Secondly, our manuscript for BA3-SNPs has been accepted in Methods in Ecology and Evolution. Please also cite: S.M. Mussmann, M.R. Douglas, T.K. Chafin, and M.E. Douglas 2019. BA3‐SNPs: Contemporary migration reconfigured in BayesAss for next‐generation sequence data. Methods in Ecology and Evolution https://doi.org/10.1111/2041-210X.13252.
To compile, you must have a recent version of the GNU Science Library (GSL) and the C++ Boost Libraries installed on your computer. Installation of these libraries under Ubuntu is best handled through your system's package manager. Both can be installed with the command:
sudo apt-get install libgsl-dev libboost-dev libboost-program-options-dev
Download the source code, change directories into the BayesAss3-SNPs folder, and compile by issuing the command:
make
To install the program to your path (/usr/local/bin), use the following command:
sudo make install
You may receive several warnings when compiling. I am currently working through these to eliminate them.
Compilation of this program will fail if GSL has been installed via Homebrew. Please instead download the GSL source code from https://www.gnu.org/software/gsl/, compile, and install.
Prior to running the program, your input files should be filtered to remove any locus for which all data is missing in all individuals. The program will crash with an error related to the GSL random number generator if this has not been done.
The program functions similarly to the original code. Users should refer to the original BayesAss user manual, available from: https://github.com/brannala/BA3/blob/master/doc/BA3Manual.pdf. The instructions within the original documentation will help you run the program and understand the MCMC mixing parameters. There are, however, a few notable changes that users must be aware of to make BA3-SNPs function properly::
- The input immanc formatted file must be specified using the -F command line option. Previously this was not a requirement for declaring the input file on the command line.
- The number of loci must now be specified using the -l command line option. Previously this was not a requirement.
- Output files BA3indiv.txt and BA3trace.txt are now named based upon your input file name. For example, running BA3-SNPs on a file named input.immanc would result in outputs named input.indiv.txt (=BA3indiv.txt) and input.trace.txt (=BA3trace.txt).
- I have added a file converter that will convert the two-line per sample Structure file format to immanc format in my file_converters repository (https://github.com/stevemussmann/file_converters). In full disclosure, this converter has not been robustly tested.
2019-07-11:
- Updated version number to 1.1.
- Fixed immanc file parsing bug in which individuals would sometimes be assigned the incorrect population. This occurred when all samples from the same population did not occur consecutively within the immanc file. This bug carried over from the original BA3 source code, so you should repeat any analyses you conducted in any version of BayesAss if your input immanc file was not sorted according to population.

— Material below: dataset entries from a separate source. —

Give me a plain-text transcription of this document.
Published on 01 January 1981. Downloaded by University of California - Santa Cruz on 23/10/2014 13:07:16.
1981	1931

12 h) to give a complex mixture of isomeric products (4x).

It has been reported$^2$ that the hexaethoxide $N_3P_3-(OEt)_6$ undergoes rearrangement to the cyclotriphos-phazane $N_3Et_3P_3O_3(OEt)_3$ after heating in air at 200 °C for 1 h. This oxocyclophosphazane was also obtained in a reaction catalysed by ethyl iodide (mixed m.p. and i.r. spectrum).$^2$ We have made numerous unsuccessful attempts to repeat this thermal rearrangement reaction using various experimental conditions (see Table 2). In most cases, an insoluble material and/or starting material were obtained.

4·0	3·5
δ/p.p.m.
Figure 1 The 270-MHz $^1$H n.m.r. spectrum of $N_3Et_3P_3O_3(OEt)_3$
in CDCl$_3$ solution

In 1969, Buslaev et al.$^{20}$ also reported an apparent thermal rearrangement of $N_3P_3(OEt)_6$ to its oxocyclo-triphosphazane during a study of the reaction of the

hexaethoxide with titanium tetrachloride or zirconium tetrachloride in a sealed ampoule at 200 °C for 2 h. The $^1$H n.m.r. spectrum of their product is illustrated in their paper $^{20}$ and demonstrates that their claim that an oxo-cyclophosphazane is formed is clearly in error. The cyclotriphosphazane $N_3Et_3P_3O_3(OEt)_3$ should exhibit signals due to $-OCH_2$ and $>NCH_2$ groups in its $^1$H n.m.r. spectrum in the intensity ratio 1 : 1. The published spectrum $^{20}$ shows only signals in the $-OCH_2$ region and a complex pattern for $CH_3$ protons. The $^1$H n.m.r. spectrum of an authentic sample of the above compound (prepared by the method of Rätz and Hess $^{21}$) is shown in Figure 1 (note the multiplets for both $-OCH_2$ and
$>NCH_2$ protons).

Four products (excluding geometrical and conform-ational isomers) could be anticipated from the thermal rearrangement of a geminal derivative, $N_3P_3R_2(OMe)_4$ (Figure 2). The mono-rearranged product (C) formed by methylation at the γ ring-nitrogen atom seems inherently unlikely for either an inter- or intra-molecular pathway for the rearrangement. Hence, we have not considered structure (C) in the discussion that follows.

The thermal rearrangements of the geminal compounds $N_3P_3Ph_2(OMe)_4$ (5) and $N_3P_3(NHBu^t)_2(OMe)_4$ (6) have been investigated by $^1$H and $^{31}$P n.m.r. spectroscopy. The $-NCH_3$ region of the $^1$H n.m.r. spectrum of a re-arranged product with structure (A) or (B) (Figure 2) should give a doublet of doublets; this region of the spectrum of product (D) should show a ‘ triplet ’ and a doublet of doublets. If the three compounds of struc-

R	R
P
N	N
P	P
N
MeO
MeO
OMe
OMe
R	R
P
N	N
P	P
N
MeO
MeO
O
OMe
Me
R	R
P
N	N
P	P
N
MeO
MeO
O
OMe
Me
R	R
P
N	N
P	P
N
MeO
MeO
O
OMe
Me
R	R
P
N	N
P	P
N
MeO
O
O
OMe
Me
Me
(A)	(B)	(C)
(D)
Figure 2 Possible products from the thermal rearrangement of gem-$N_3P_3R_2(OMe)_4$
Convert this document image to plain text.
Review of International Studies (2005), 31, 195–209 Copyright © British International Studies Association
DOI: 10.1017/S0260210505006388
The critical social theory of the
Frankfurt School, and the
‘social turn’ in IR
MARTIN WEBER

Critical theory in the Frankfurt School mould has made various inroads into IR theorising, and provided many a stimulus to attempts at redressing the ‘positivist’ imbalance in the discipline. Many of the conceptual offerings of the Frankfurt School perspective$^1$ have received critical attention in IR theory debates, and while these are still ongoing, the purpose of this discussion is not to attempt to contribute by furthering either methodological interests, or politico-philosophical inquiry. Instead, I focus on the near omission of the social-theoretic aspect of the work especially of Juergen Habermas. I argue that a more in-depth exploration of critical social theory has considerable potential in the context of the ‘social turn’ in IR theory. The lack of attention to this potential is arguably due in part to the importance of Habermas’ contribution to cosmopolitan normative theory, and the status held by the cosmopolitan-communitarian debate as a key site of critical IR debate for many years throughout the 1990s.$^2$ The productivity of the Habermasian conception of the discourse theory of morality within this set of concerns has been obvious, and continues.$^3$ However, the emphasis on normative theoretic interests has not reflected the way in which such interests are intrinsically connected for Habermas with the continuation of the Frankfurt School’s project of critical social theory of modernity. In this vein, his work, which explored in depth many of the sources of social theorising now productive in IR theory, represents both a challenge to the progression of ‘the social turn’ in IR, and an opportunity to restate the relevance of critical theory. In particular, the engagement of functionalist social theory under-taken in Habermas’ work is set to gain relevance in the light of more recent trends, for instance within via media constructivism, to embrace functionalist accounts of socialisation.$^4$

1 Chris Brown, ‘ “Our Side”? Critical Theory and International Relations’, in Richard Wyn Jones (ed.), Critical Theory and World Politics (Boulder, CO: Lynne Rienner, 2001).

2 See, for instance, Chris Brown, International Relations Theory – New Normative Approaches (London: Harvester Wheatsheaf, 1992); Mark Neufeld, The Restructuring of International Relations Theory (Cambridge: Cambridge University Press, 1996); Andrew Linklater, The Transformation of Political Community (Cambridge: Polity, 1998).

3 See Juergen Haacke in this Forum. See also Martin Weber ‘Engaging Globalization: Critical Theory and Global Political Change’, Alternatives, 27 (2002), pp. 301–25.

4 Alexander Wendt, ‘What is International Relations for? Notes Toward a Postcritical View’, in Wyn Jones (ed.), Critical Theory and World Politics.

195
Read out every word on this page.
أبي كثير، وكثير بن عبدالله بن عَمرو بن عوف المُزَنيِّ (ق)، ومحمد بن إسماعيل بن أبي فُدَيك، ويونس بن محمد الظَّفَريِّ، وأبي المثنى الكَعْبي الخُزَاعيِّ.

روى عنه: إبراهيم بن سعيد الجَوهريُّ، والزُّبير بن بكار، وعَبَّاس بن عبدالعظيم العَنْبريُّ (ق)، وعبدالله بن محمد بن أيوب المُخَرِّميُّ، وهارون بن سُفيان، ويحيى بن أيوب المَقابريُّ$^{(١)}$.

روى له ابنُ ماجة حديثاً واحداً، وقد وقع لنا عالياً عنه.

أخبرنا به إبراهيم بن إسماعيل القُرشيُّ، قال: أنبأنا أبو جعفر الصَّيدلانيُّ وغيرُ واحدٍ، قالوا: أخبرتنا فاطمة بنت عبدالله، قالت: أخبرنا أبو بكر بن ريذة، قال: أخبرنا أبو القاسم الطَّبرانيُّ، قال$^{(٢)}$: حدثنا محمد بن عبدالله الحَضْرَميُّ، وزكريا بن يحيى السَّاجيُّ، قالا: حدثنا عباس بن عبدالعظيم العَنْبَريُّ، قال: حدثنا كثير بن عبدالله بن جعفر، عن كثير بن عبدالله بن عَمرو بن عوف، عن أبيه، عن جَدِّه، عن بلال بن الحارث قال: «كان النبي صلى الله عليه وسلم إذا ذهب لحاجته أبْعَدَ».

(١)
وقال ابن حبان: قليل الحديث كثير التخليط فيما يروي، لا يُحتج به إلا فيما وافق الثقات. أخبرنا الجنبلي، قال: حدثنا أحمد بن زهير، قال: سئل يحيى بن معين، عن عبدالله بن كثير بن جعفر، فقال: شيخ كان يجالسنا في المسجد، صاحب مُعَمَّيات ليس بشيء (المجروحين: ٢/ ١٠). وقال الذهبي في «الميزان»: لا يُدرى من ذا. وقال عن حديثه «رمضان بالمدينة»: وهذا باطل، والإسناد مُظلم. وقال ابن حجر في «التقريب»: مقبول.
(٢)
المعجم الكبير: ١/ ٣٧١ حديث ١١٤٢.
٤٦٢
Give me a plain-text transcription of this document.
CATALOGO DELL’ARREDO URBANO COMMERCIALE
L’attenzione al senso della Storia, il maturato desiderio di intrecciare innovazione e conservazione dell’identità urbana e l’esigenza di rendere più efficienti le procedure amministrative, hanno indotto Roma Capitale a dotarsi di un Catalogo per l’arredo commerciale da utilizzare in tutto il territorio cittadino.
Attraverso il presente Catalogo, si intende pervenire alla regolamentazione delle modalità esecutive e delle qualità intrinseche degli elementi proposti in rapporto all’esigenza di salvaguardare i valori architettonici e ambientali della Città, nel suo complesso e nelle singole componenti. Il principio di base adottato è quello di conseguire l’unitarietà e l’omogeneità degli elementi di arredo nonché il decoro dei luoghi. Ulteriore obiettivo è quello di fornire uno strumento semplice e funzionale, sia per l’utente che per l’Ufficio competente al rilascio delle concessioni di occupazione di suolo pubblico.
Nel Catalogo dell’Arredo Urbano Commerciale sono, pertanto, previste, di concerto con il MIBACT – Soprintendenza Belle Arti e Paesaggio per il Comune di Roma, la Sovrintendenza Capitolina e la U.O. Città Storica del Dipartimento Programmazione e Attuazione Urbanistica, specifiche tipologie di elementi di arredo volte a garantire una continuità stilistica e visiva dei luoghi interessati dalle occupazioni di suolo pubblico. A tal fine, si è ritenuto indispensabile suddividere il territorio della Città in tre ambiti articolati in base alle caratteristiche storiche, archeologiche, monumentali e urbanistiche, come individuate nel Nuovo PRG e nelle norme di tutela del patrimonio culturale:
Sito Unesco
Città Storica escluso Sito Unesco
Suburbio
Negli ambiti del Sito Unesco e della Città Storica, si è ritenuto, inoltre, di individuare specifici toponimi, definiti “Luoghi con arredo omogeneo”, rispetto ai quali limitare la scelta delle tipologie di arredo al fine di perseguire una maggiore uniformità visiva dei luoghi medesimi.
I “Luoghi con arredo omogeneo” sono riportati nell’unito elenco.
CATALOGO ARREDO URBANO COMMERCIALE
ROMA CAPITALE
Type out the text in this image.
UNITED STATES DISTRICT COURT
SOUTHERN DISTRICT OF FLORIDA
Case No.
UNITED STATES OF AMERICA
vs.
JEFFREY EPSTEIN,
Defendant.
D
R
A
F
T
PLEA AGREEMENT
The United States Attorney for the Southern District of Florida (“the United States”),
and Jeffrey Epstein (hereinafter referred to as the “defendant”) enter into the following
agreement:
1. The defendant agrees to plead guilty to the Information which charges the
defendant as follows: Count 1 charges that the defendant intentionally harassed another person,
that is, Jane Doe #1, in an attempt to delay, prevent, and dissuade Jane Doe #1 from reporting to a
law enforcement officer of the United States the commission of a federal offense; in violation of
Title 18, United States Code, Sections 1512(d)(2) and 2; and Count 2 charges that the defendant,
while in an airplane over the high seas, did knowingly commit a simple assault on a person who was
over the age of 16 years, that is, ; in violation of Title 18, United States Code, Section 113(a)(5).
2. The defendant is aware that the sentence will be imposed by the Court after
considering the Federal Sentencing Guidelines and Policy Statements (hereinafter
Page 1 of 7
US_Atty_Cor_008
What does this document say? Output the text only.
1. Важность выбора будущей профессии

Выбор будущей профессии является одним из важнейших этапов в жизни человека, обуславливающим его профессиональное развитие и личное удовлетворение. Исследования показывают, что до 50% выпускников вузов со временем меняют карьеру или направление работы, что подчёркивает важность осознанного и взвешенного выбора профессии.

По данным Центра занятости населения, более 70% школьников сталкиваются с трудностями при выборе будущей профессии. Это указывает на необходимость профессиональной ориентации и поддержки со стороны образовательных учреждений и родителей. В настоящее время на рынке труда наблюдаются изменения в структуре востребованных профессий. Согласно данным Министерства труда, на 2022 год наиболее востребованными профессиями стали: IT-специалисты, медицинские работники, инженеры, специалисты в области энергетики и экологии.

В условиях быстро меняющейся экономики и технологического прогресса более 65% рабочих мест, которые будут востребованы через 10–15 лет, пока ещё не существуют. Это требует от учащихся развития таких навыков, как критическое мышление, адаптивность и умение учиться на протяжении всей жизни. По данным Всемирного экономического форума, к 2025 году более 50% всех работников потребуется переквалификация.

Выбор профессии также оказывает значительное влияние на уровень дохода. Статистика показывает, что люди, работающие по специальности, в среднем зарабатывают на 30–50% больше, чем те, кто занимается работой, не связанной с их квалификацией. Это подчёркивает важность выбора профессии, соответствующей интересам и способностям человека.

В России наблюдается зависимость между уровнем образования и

- Added buffer flush when printing to MCMC trace file. The trace file should update more regularly now.
- Fixed indenting in file parsing source code.
- Updated program banner.
2019-02-16:
- Fixed casting int as char to eliminate compiler warning.
2018-06-03:
- Added install command to makefile.
- Updated installation instructions.
- Updated program banner
2018-03-30:
- Added a warning message for when a data file contains no data for any individuals at one locus.
2017-07-14:
- The files BA3indiv.txt and BA3trace.txt are now named based upon the input file. For example, running the program with a file named input.immanc would result in outputs named input.indiv.txt and input.trace.txt.
2017-07-12:
- Fixed a bug that was created when the Boost Program_options library was implemented for command line option handling - the "debug" and "trace" options had accidentally switched with one another.
- Default values of "false" are now assigned to the command line boolean switches.
- Further reduced the number of global variables
- New required command line option added: --loci or -l must be used to specify the number of loci in the input file.
- Data structures for which the amount of required memory is dependent upon the number of loci are now dynamically allocated.
- I now consider the program to be usable, but plan to make additional upgrades and modify code to fit my preferences.
2017-04-26:
- Converted the indiv struct into a custom class
2017-04-21:
- Parsing of command line options and setting of default values is now handled by the Boost Program_options library. This has significantly reduced and simplified the code required for this purpose.
- The help menu now displays default values for all program options.
- Boolean switches operated by command line options were changed from int to bool
- The program now has fewer global variables